The worst part: PAGA lowers the litigation bar so dramatically that even a new employee can demand fees on behalf of every employee within a firm, even if they aren’t affected by the code infraction.

 

Consider the story of Blaine Eastcott. After graduating from college, Eastcott worked at Rockreation, a climbing-gym franchise, in Southern California. Over the course of 13 years, he earned enough to buy the company from its owner. He was almost immediately thanked for his hard work by a PAGA suit. His sin: allowing employees the flexibility to take their breaks whenever they wanted — a violation of the California labor code. Even more ridiculous, the aggrieved employee had worked at Rockreation for just two months but demanded $3.3 million under PAGA — more than Blaine’s gym earns in two years.

 

Blaine settled out of court but even that cost him hundreds of thousands of dollars. “The worst part,” he said, “is that PAGA law hurts other employees.

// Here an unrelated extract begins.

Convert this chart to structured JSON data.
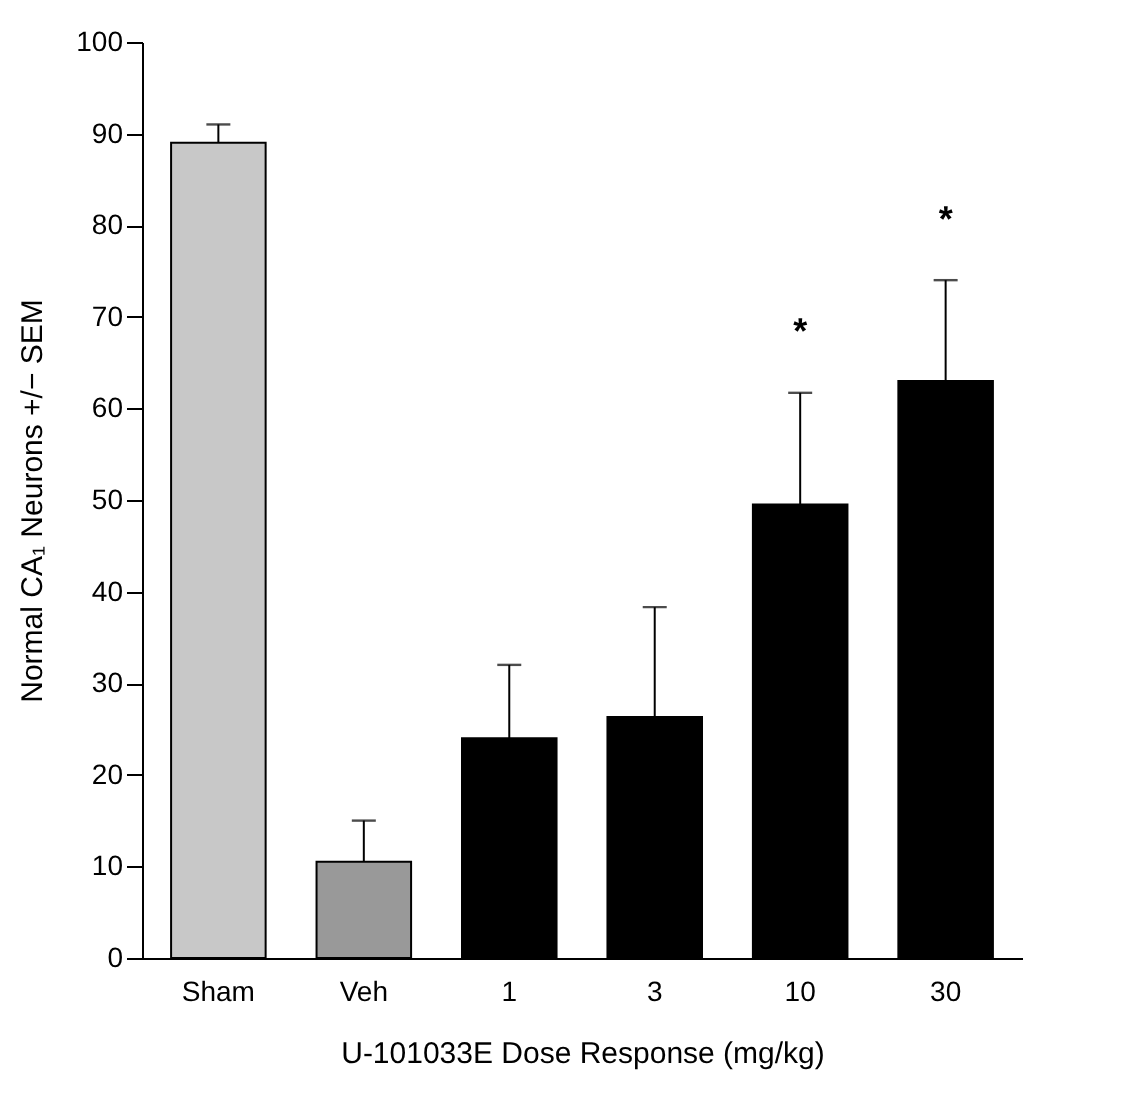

That money was set aside for raises, upgrades to the facilities and bonuses for the rest of staff. Now it’s all gone.”

 

California Democrats marketed the Private Attorneys General Act as a law built to protect workers. In fact, it does the opposite. Workers who sue their employers owe 75 percent of the PAGA penalties to the state with the remainder divided among the attorneys and their clients — according to a formula crafted by the state attorney general.

 

In one of the more classic cases, a California judge in 2018 approved a $7.75 million settlement between PAGA attorneys and Uber. The dollars involved are eye-popping but the division of spoils is not: The state took $3.6 million and attorneys earned $2.3 million. For their injuries, drivers received $1.08 each.

 

Bruce Wick, the risk manager of the Housing Contractors of California, a trade association, says that PAGA attorneys have encouraged employees to file PAGA claims rather than class-action cases because the burden of proving a grievance is so low.

 

“One employee worked for a member of mine for only two hours, and still filed a PAGA claim,” Wick said. “He hadn’t even qualified for a break, yet he qualified to sue on behalf of the rest of the employees.”

 

Wick sits on the board of the California Business and Industrial Alliance (CABIA), which recently catapulted to the forefront of conversations surrounding California labor reforms.

 

“The real problem is that the penalty never fits the crime,” said Tom Manzo, who founded CABIA three years ago. “Three million dollars for a flexible work schedule? For a typo on a pay stub? These attorneys don’t care that they are hurting businesses. And no one is safe. They are even going after social non-profits.”

 

Now the case is in the hands of the justices, who will publish their decision this summer.

 

“Several of the justices said little or nothing of substance in the argument, so there is room for doubt about how the case ultimately will be resolved,” wrote Ronald Mann at SCOTUSblog, shortly after the Court heard oral argument. “But the tenor of what was said, together with the historical backdrop of the Supreme Court’s repeated rejection of California intrusions on the Federal Arbitration Act, presages a strong majority to validate the Viking River agreement.”